Having returned to our car, we ate a quick lunch along the way and headed to the aircraft museum, our main purpose in visiting El Paso in the first place (that, and the fact that we had to get back somehow from Carlsbad to Albuquerque). The museum has some interesting exhibits, including the MIG-15 and P-40 Warhawk (with teeth)...
This is still Day 6 -- next stop, White Sands. This turned out to be much more fun than I expected. The weather was just perfect for it -- I am told that in the summer the sand gets unbearably hot, but here it was nice and cool, very fine, mostly hard-packed so you can walk on it, and the dunes soft enough to let the rest of my family jump, roll, and play leapfrog. And the view -- magnificent!..
It was very hard to convince the kids to leave, but I had a goal: to pass the lava beds before nightfall (we also had a more remote goal, to arrive in Albuquerque at a more-or-less reasonable hour, because we were staying in a small motel owned by a retired couple, and didn't want to have them wait up for us). So here are the lava beds:
Day 7
As I said, we were staying in a small motel, which I found in the AAA guide and it seemed too good to be true. It was situated on the famous Route 66, a few minutes' walk, literally, from the historic town center and all the little museums, shops and cafes, and very reasonably priced. It also turned out to be extremely clean and well-maintained, with very nice and friendly owners, and here we spent our last two nights. (I suppose I could have finally unpacked, but there didn't seem to be any sense in doing so at this point.)Old town in Albuquerque is in some ways similar to Santa Fe -- the same adobe-style architecture, abundance of little shops and cafes and of local artists selling their crafts (including turquoise jewelry...) -- but it is more compact and, I would say, more relaxed. You can walk around the whole place in 15-20 minutes. You can also spend hours exploring the little museums (such as the Turquoise museum, or the Rattlesnake museum), browsing the artists' market, eating, and picture-taking.
We spent the whole morning in the old town...
...then went to the Zoo...
...and finished the day by riding the longest gondola route (either in America or in the world, I don't remember) to the top of Sandia peak. It was rather chilly there, even snow on the ground in a few places. We saw an eagle quite nearby, except it didn't wait to pose for the picture...

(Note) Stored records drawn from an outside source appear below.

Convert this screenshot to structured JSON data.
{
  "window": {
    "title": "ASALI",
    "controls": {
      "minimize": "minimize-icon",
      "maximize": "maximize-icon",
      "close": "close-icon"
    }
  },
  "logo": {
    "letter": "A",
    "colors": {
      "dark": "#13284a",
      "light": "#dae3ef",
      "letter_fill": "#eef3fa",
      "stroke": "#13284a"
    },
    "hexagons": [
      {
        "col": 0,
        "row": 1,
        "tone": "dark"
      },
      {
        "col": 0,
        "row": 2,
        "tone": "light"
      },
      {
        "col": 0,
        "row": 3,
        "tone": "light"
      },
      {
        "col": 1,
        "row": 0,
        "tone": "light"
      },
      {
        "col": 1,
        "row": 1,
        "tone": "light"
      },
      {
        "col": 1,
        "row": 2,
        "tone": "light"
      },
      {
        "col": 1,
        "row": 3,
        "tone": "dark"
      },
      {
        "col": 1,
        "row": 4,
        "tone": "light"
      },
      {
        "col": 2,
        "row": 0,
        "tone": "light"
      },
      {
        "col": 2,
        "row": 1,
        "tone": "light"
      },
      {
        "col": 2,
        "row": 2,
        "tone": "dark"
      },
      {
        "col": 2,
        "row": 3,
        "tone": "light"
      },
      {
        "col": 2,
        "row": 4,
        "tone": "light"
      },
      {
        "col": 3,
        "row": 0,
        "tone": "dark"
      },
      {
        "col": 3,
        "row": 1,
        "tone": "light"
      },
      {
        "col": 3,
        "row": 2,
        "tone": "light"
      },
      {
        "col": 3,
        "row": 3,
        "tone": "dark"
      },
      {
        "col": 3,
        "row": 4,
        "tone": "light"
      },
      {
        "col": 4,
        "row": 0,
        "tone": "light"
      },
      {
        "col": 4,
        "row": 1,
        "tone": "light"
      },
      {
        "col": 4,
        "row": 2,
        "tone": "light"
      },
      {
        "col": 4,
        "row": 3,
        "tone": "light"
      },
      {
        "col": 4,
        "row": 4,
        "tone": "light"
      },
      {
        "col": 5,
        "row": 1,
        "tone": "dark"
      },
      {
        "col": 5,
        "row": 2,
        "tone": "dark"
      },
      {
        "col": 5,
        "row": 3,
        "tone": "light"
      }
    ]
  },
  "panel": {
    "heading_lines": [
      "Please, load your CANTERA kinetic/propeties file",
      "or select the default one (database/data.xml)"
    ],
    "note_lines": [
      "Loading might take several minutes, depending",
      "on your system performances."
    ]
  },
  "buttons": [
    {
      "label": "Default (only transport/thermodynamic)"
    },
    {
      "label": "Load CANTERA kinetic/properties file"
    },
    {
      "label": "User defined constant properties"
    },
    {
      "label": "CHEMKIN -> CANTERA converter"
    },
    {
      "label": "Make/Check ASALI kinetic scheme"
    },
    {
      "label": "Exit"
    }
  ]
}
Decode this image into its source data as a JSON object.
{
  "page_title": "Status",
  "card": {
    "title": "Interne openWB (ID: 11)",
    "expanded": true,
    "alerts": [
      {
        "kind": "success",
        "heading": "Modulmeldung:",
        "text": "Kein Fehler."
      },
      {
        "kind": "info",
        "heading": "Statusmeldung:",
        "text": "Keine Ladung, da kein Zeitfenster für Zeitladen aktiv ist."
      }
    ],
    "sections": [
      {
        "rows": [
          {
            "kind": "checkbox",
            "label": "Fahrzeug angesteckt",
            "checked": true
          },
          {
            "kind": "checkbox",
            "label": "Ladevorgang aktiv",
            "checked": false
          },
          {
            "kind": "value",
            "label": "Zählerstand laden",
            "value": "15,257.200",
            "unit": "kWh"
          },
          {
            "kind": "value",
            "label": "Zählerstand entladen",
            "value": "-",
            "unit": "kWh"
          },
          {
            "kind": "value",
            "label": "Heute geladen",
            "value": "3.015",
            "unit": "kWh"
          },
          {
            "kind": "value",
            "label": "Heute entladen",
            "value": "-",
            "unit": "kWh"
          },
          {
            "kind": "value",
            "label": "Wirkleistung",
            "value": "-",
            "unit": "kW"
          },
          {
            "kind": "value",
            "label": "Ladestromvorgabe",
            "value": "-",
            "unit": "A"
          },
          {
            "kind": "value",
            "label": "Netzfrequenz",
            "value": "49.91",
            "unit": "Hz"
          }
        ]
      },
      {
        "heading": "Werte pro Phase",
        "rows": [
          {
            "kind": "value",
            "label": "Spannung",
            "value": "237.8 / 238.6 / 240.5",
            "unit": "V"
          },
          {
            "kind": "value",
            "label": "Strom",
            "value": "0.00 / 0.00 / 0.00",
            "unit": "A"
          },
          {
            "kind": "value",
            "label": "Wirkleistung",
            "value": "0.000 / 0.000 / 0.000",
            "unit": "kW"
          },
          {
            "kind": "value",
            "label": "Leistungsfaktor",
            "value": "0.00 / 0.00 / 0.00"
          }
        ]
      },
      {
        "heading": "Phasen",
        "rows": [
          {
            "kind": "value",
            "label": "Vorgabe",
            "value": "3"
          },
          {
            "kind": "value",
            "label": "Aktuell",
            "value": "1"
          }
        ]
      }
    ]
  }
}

We ended our vacation that evening with a dinner in a really nice restaurant in the old town (compensation for all our inadequate meals along the way), spent the last night in our motel, and the next morning flew back to Boston. If I had to do it again -- and I sure hope I will someday! -- I would probably break it into two separate vacations: one including Albuquerque, Santa Fe, Taos, Mesa Verde, and Pagosa Springs, the other with the caves and the white sands. But this one, even with all the driving around, was wonderful anyway!